Les ressources d’uranium seront taries dans 50 ans. L’exploitation de l’uranium au Niger se fait sur la base d’un contrat qu’Areva a conclu avant la décolonisation avec un coût social et environnemental insupportables.

Le prix de l’électricité va doubler dans les années à venir même si l’on garde l’énergie nucléaire. Le nucléaire représente 17 % des énergies consommées, 80 % de l’énergie consommée est importée.

Selon les statistiques des assurances, il y a plus de risque à subir une catastrophe nucléaire qu’un accident d’avion et une catastrophe majeure est à prévoir dans les dix années dans le monde. Il faut noter également qu’aucune compagnie d’assurances ne couvre les conséquences d’un accident nucléaire.

La transition énergétique

qui à la fois diminue l’utilisation des énergies fossiles et évite les risques et la gestion des déchets liés au nucléaire.

La transition énergétique va de pair avec une gouvernance énergétique décentralisée, l’utilisation d’un bouquet d’énergies, la sobriété et l’efficacité énergétique.

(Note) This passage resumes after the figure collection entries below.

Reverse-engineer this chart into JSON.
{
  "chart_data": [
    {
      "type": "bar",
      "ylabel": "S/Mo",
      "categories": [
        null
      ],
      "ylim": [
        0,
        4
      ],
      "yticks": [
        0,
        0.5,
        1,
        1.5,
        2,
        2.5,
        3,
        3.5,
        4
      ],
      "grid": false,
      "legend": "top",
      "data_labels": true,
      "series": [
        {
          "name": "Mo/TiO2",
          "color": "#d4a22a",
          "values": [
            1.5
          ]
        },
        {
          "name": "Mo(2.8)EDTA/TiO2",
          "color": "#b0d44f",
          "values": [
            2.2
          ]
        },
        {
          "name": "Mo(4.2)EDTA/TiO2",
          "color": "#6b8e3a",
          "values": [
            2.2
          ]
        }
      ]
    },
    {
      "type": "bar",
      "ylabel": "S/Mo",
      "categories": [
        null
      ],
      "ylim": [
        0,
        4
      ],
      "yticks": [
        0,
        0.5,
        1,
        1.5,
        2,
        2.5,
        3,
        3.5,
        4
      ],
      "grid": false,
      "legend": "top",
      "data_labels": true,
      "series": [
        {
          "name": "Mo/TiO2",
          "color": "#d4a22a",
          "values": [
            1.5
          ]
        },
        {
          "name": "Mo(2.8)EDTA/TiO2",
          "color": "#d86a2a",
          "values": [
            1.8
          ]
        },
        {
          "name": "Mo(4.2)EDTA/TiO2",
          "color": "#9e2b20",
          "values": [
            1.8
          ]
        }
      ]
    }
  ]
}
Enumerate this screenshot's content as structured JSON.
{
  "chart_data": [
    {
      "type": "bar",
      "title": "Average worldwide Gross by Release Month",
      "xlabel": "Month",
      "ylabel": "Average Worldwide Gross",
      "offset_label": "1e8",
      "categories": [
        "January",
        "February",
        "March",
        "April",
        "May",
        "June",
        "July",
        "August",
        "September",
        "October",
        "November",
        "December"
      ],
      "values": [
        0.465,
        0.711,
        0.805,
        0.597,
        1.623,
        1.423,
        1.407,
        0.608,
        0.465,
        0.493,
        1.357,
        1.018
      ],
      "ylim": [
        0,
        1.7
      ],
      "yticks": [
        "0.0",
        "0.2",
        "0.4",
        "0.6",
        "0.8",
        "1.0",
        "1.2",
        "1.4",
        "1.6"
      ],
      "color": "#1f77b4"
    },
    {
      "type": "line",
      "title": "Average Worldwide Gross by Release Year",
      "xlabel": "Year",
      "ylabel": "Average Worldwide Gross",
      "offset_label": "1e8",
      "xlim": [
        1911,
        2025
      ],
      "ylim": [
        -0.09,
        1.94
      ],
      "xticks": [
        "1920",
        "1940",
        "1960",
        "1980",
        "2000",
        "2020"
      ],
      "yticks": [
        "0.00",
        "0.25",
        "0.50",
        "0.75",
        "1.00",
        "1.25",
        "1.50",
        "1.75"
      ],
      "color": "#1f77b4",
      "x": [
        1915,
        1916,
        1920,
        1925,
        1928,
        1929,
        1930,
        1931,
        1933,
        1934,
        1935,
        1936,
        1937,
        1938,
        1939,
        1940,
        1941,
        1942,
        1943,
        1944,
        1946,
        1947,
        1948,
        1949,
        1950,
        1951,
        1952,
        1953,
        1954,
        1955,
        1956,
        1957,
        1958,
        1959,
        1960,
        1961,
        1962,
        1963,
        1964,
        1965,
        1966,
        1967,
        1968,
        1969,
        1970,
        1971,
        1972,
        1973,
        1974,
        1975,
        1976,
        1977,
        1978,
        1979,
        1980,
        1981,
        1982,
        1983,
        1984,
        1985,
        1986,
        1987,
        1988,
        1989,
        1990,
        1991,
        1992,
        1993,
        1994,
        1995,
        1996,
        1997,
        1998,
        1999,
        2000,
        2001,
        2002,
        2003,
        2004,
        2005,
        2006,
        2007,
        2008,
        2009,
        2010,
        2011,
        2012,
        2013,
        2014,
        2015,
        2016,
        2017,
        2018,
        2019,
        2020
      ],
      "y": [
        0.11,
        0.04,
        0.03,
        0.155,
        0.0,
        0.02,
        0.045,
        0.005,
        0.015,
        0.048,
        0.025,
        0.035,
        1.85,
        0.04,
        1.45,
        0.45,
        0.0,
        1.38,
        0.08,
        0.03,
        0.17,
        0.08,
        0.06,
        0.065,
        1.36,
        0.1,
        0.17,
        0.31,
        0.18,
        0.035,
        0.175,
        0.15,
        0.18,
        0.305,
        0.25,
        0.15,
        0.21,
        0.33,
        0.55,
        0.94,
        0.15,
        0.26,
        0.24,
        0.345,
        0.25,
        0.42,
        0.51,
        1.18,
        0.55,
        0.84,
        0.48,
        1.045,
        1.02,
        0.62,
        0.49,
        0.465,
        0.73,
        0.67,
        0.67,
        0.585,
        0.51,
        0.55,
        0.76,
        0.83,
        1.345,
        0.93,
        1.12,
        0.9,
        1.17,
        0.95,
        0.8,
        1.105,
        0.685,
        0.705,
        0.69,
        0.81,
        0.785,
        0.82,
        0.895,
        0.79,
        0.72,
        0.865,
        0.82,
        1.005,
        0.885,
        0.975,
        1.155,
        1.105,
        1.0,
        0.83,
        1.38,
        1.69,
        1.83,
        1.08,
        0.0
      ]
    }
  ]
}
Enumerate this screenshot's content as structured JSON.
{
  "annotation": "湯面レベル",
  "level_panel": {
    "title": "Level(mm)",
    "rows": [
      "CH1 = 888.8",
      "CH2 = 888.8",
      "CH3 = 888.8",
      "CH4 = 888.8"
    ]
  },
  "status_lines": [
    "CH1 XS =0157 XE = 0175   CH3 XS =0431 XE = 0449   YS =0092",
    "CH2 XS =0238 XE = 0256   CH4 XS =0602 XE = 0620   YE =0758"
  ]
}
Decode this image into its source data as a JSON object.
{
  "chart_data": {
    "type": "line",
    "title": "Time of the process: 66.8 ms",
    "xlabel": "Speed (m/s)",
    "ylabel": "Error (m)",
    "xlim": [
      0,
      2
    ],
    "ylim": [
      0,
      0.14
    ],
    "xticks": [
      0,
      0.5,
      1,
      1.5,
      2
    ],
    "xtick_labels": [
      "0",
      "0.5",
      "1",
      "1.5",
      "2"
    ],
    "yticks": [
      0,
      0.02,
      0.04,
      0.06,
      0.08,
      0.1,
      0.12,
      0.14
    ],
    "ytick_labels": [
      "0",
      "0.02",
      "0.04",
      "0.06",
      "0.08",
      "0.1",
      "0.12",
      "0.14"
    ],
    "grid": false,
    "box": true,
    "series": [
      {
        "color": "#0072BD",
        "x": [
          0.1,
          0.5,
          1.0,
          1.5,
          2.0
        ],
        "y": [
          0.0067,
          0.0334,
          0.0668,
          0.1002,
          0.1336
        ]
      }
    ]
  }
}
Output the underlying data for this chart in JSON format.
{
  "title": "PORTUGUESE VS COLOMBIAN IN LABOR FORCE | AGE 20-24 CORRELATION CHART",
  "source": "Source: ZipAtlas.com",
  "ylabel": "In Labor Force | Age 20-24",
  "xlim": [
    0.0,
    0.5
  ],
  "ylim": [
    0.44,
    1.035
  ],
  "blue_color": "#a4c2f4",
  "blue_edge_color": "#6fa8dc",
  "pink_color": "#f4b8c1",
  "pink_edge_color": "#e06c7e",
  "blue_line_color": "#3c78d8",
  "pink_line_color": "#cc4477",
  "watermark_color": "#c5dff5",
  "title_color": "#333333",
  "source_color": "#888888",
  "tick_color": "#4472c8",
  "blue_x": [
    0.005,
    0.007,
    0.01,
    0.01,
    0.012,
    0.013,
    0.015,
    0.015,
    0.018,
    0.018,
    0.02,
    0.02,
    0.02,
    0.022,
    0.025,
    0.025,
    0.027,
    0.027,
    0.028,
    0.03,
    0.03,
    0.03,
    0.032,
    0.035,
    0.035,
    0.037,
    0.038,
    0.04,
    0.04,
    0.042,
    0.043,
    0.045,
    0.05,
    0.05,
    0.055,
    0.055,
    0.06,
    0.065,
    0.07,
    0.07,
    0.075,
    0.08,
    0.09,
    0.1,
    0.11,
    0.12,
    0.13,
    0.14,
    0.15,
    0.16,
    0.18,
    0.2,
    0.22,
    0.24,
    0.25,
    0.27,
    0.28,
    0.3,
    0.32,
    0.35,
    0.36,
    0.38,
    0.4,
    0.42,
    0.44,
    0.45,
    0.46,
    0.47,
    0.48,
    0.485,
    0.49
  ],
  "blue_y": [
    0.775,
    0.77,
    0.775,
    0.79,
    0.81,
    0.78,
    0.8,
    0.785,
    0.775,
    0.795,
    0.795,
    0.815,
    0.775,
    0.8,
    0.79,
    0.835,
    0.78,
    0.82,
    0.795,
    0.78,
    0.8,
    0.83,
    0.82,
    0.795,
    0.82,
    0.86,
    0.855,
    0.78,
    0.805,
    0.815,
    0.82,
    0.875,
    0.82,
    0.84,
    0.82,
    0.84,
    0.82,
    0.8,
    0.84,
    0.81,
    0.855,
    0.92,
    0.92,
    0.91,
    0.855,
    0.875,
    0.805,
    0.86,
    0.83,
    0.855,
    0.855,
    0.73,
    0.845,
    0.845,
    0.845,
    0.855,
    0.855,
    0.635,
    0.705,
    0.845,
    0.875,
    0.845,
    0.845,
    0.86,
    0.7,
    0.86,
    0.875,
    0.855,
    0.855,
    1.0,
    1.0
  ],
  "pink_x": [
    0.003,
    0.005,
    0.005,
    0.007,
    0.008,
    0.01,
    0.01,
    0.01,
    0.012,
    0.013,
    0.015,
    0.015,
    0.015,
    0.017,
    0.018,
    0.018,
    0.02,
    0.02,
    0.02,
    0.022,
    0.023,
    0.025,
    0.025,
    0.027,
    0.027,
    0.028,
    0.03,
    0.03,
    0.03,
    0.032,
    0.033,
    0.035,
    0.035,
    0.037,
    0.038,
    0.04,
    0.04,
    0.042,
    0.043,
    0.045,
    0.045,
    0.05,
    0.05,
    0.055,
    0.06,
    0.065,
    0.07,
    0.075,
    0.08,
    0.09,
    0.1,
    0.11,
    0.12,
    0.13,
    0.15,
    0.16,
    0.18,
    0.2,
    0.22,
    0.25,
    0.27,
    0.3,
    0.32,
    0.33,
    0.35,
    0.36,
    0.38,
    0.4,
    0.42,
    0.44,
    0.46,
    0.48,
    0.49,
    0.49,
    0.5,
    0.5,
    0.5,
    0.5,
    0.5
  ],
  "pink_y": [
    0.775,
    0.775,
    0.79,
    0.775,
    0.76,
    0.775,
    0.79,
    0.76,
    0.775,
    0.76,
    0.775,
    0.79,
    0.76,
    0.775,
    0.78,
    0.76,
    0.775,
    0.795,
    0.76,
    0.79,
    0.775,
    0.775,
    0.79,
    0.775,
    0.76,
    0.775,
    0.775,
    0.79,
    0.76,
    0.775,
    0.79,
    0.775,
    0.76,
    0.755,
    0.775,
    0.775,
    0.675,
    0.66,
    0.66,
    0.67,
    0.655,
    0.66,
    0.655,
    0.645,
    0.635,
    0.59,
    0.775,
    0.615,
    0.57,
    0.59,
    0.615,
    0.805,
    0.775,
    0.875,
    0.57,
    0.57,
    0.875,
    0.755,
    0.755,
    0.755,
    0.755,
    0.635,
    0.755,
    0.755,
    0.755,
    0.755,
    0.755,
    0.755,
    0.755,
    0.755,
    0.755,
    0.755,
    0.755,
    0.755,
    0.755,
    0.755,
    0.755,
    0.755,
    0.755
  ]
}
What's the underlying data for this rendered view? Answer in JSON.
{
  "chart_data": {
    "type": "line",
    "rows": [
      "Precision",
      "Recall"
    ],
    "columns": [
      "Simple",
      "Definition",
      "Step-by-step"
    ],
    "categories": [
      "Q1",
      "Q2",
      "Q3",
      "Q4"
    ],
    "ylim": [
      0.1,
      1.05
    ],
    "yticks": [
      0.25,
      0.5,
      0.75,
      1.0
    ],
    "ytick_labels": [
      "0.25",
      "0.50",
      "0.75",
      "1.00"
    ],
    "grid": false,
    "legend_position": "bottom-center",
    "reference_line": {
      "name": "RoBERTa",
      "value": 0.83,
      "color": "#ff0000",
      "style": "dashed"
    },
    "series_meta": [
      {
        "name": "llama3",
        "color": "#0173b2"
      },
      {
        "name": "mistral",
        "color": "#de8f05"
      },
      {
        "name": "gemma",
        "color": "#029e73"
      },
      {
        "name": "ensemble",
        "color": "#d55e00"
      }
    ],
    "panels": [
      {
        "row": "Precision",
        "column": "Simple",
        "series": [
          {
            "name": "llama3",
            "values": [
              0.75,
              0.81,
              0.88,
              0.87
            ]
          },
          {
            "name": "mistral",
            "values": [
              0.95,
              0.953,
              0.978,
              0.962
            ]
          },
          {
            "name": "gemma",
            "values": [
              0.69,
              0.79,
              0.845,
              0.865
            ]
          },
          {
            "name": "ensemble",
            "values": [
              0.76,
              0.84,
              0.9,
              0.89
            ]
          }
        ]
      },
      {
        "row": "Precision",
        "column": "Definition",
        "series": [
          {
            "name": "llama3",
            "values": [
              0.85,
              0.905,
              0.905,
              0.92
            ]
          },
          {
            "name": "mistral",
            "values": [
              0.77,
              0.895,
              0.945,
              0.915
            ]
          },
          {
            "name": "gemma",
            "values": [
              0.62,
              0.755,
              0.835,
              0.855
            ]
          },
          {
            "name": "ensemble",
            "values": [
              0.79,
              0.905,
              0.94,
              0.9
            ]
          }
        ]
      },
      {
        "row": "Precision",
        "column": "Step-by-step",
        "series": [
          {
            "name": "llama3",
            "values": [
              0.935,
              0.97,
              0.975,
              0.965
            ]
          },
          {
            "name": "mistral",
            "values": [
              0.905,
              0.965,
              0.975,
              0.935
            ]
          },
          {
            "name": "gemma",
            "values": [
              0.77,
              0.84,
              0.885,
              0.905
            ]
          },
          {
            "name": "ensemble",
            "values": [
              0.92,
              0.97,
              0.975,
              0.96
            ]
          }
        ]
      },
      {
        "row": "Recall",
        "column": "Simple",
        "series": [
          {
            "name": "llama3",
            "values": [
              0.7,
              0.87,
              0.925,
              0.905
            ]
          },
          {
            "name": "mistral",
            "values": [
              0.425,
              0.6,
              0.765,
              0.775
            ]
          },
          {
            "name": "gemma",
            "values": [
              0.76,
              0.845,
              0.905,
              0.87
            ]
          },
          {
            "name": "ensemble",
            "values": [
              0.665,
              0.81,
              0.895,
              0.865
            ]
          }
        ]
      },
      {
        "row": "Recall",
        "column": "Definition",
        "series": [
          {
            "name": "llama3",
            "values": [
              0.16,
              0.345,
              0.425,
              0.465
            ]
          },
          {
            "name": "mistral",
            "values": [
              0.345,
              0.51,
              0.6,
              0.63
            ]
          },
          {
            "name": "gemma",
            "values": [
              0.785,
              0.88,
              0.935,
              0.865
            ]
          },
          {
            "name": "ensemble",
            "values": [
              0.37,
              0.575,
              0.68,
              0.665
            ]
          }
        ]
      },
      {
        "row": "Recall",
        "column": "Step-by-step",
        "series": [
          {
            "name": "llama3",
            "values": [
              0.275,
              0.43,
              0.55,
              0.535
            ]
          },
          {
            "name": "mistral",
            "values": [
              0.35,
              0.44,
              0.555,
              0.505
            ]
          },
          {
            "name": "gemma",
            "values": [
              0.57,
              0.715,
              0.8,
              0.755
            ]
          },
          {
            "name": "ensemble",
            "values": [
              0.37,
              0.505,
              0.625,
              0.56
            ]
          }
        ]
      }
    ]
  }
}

L’utilisation concomitante de diverses sources -solaire, éolien, hydraulique, centrales au fil de l’eau, utilisation de steps comme en Suisse qui nous achète de l’électricité au bas tarif de nuit pour alimenter les turbines qui remontent l’eau dans un réservoir supérieur qui a son tour produit de l’électricité hydraulique dans la journée- doit être encouragée par une politique volontariste des collectivités locales allant de pair avec la formation des jeunes et l’amélioration des compétences dans ces nouveaux métiers.

Pour contribuer à la sobriété, il faudrait diminuer  la consommation énergétique des bâtiments aujourd’hui de 350 kwh/m2. On peut atteindre 80 kwh/m2 avec une politique forte d’isolation des bâtiments.

En ce qui concerne l’efficacité, la fabrication d’électricité à partir de n’importe quelle source d’énergie primaire (uranium, gaz, charbon..) implique l’utilisation d’une unité d’énergie primaire pour l’obtention de 0,25 unité d’énergie chez l’utilisateur final. Cette perte de 75 % de l’énergie utilisée est due notamment à la perte sur le parcours du transport de l’électricité.

Les dépenses d’énergie font partie des dépenses contraintes des ménages et dans la période de 1979 à 2005, on constate que pour les 20 % de la population les plus pauvres les dépenses contraintes (essentiellement loyer et énergie) sont passées de 24 à 48 % et posent le problème de la précarité énergétique.

La précarité énergétique est atteinte par les ménages qui  consacrent  plus de 10 % de leur budget pour l’énergie. Cette précarité se rajoute à la fragilité économique, la vulnérabilité sociale (moins de 25 ans, plus de 65 ans, 3 enfants et plus) et le logement dans un immeuble antérieur à 1975.

20 % de la population soit 1/5 va basculer dans la pauvreté à cause du prix de l’énergie qui augmente.

Déjà en Grande-Bretagne, on déplore le décès de 3000 personnes par an en raison de la précarité énergétique.

Il faut organiser l’économie de l’énergie. La liberté d’aller et de venir ne se fait plus par la voiture.

La transition énergétique peut générer 700 000 emplois directs et indirects, 2 fois plus que le nucléaire.